ISSN Imprimir: 1045-4403
ISSN On-line: 2162-6502

Critical Reviews™ in Eukaryotic Gene Expression

DOI: 10.1615/CritRevEukarGeneExpr.v22.i3.70
pages 243-248

Edible Vaccine: A New Platform for the Development of Malaria Vaccine

Choudhary Sudheer Kumar
School of Biotechnology, Rajiv Gandhi Proudyogiki Vishwavidhyalaya (State Technological University of Madhya Pradesh), Airport Bypass Road, Bhopal (M.P.) 462033, India
Gupta Deepesh
School of Biotechnology, Rajiv Gandhi Proudyogiki Vishwavidhyalaya (State Technological University of Madhya Pradesh), Airport Bypass Road, Bhopal (M.P.) 462033, India
Yadav Mahavir
School of Biotechnology, Rajiv Gandhi Proudyogiki Vishwavidhyalaya (State Technological University of Madhya Pradesh), Airport Bypass Road, Bhopal (M.P.) 462033, India
Tiwari Archana
School of Biotechnology, Rajiv Gandhi Proudyogiki Vishwavidhyalaya (State Technological University of Madhya Pradesh), Airport Bypass Road, Bhopal (M.P.) 462033, India

RESUMO

The plasmodium vivax is the most prevalent malaria parasite. The world essentially needs a malaria vaccine to alleviate the human suffering associated with the parasitic disease that kills more than one million people annually. The use of plants for the expression of the proteins of disease-causing vehicle in transgenic plants has been increasingly used in the development of experimental vaccines, largely oriented to the improvement of edible vaccines. Currently, through modern biotechnology, there has been a revival in obtaining a new edible vaccine against the malaria parasite from plant sources. Through genetic alteration, it is now recognized that plants are potentially a new source of recombinant proteins including vaccines, antibodies, blood substitutes, and other therapeutic entities.

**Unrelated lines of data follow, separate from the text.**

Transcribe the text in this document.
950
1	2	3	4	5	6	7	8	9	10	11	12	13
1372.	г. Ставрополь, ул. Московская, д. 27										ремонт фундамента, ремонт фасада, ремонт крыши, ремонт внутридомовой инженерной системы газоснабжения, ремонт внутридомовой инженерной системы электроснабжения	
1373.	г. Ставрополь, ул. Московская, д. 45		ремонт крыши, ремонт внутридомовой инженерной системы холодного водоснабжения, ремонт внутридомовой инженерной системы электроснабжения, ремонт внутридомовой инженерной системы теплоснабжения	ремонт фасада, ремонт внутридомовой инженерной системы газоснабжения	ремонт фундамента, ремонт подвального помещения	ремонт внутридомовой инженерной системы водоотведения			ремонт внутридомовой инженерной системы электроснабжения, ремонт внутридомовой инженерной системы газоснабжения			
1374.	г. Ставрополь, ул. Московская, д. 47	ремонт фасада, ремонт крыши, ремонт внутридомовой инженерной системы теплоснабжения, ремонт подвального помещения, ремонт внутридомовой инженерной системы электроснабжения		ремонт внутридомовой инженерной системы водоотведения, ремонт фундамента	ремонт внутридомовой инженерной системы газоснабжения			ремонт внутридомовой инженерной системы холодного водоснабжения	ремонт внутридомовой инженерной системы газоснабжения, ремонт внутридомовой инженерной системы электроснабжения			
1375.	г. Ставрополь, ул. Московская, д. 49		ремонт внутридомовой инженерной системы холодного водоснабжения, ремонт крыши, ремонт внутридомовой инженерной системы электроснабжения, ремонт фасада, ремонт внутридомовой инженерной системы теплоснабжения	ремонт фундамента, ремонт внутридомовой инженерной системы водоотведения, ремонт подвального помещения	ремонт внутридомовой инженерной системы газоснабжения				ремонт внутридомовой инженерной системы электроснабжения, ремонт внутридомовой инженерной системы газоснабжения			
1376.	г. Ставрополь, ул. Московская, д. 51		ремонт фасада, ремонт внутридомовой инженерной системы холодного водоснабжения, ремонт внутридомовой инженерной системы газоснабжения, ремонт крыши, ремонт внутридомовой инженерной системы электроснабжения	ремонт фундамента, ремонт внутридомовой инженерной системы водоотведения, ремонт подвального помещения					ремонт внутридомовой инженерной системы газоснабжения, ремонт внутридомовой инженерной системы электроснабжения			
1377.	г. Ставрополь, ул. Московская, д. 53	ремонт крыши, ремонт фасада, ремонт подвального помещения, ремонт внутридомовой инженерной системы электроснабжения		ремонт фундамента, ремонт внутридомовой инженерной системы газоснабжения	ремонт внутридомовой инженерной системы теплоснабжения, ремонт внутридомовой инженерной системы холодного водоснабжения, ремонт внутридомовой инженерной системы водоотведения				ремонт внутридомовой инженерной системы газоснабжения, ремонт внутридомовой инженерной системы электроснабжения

Plant-derived antibodies and other proteins are mostly valuable since they are free of mammalian viral vectors and human pathogens. Although significant progress has been achieved in the research for edible vaccine in Plasmodium falciparum, limited progress has been made in the Plasmodium vivax component that might be eligible for edible vaccine development. We describe the overall strategy recommended by plants, which include high biomass production and low cost of cultivation, relatively fast "gene to protein" time, low capital and operating costs, outstanding scalability, eukaryotic posttranslational modifications, and a relatively high protein yield.